The journal said the cicadas, which had been so grossly infected, were still ‘singing,’ as their body was consumed from within. Singing, calling for a mate, half dead. Can you imagine?” Francis said. “You’re right, I do have a choice. I’m not going to end my life singing a tune, pretending everything is fine.”

  He ceased toying with the glass stopper and glanced at her.

  “You managed to pretend so far.”

  She stared at him, and he stared back at her gravely. “Yes,” he said. “And now you’re here and I can’t anymore.”

  She watched him, silent, as he poured out a minute amount of liquid onto a spoon. Noemí swallowed the tincture. It was bitter. He offered her the napkin that had been set by her plate, and Noemí wiped her mouth clean.

  “Let me take this away,” Francis said, placing the bottle back in his pocket and picking up her tray. She touched his arm, and he stopped.

  “Thanks.”

  “Don’t thank me,” he replied. “I should have spoken sooner, but I’m a coward.”

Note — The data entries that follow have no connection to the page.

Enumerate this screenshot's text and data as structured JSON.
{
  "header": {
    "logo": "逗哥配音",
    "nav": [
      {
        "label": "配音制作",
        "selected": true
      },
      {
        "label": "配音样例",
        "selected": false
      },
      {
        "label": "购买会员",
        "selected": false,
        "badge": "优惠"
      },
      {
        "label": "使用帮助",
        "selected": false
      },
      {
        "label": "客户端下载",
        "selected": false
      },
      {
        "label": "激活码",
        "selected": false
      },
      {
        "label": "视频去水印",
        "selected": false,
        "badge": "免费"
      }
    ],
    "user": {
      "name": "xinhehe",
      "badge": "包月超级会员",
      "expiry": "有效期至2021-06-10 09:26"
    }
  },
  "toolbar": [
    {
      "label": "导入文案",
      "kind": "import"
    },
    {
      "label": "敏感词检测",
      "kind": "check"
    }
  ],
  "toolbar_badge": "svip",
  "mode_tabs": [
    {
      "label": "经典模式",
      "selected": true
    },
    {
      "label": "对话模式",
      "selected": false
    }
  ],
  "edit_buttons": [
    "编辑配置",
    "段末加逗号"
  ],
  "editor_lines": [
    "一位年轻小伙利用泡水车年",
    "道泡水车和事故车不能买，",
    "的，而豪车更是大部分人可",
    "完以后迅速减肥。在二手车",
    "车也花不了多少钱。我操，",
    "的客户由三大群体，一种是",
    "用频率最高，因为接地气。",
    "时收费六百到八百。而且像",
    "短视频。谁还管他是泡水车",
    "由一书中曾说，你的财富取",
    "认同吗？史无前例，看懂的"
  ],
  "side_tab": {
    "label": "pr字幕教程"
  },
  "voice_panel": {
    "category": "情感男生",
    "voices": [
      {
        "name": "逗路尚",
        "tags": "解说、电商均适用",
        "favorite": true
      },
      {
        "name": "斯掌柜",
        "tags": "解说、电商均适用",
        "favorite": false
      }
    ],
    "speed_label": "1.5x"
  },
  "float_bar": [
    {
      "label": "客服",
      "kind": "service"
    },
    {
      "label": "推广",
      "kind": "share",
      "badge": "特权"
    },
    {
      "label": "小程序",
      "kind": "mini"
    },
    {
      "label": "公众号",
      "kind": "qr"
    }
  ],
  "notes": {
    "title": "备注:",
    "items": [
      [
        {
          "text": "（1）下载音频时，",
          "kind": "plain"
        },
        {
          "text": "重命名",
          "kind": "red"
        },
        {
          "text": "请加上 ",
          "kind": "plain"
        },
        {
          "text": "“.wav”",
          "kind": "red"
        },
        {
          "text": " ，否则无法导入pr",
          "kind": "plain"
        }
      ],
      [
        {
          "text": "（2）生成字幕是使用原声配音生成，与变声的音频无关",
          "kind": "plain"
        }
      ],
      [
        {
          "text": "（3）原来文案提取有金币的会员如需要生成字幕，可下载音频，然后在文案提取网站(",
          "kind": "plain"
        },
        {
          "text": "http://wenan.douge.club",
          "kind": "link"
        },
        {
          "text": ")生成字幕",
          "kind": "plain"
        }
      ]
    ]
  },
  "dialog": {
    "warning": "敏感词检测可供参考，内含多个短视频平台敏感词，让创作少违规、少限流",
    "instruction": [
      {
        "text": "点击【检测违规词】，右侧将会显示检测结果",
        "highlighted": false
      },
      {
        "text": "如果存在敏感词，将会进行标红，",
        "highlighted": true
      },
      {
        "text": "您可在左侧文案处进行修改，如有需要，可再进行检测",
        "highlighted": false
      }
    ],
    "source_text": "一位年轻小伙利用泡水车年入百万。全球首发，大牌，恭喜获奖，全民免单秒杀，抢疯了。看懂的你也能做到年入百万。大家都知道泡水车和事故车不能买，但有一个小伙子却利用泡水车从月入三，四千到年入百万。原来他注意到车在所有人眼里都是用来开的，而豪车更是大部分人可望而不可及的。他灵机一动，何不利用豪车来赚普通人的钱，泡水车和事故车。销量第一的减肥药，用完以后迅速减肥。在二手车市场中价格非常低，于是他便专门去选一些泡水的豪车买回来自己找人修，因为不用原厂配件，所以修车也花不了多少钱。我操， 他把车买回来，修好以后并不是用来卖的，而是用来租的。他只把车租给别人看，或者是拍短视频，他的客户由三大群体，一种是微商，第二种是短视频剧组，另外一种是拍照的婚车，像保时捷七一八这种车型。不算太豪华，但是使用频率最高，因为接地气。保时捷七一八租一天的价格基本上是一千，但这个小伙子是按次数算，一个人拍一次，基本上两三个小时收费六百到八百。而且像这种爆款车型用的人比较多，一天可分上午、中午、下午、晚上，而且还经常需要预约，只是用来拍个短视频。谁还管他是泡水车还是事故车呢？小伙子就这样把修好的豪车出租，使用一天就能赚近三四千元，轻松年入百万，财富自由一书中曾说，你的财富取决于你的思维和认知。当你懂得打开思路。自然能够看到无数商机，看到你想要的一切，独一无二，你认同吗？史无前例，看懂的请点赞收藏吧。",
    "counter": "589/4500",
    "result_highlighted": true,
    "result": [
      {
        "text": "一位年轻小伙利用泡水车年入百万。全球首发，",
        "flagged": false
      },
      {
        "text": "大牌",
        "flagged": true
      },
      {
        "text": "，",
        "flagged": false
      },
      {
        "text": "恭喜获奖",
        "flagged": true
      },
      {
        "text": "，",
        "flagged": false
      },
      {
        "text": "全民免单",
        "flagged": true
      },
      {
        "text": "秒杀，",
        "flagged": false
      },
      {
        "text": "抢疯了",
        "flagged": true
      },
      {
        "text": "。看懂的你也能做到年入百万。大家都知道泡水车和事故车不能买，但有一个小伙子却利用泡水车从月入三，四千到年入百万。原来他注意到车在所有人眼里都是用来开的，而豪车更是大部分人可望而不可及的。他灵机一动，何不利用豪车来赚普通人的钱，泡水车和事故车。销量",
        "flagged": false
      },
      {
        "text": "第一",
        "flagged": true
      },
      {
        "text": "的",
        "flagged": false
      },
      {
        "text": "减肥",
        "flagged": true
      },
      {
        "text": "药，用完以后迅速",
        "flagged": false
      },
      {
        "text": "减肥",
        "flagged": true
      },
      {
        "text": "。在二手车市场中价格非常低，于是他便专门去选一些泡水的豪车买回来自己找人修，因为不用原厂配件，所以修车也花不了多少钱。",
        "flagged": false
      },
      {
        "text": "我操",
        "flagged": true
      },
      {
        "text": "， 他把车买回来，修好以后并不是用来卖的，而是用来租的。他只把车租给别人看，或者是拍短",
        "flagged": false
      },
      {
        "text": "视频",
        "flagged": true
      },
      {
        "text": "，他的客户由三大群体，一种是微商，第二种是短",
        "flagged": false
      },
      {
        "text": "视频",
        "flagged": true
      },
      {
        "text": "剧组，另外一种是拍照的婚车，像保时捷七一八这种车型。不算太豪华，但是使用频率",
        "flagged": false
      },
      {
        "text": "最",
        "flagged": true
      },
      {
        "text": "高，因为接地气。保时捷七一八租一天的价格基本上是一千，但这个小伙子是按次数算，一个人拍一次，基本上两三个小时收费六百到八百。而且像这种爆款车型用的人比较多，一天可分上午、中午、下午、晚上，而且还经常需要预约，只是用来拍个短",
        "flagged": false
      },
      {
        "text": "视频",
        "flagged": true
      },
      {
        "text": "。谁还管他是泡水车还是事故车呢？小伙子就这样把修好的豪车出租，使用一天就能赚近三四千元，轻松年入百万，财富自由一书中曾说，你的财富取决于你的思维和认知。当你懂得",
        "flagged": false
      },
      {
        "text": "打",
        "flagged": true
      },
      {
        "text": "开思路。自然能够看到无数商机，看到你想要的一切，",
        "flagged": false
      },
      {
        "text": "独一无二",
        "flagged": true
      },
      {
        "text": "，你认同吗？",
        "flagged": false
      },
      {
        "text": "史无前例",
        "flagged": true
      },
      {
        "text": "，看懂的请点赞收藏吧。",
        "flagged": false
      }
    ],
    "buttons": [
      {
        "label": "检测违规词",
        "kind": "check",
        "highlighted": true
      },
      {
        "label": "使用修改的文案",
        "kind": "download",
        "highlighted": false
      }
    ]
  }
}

  She pressed her head back against the pillows after that and let the drowsiness take over. Later—she wasn’t sure how much later—she heard a rustling of cloth and sat up. Ruth Doyle was perched at the foot of her bed, looking down at the floor.

  Not Ruth. A memory? A ghost? Not quite a ghost. She realized that what she had been seeing, the voice whispering to her, urging her to open her eyes, was the mind of Ruth, which still nestled in the gloom, in the crevices and mold-covered walls. There must be other minds, bits of persons, hidden underneath the wallpaper, but none as solid, as tangible as Ruth. Except, perhaps, for that golden presence that she still could not identify and that she could not even declare a person. It didn’t feel like a person. Not like Ruth.

  “Can you hear me?” she asked. “Or are you like the grooves in a vinyl record?”

  She wasn’t afraid of the girl. She was a young woman, abused and abandoned. Her presence wasn’t malicious, merely anxious.

  “I’m not sorry,” Ruth said.

  “My name is Noemí. I’ve seen you before, but I’m not sure you understand me.”

  “Not sorry.”

  Noemí didn’t think the girl was going to offer her more than those scant words, but suddenly Ruth lifted her head and stared at her.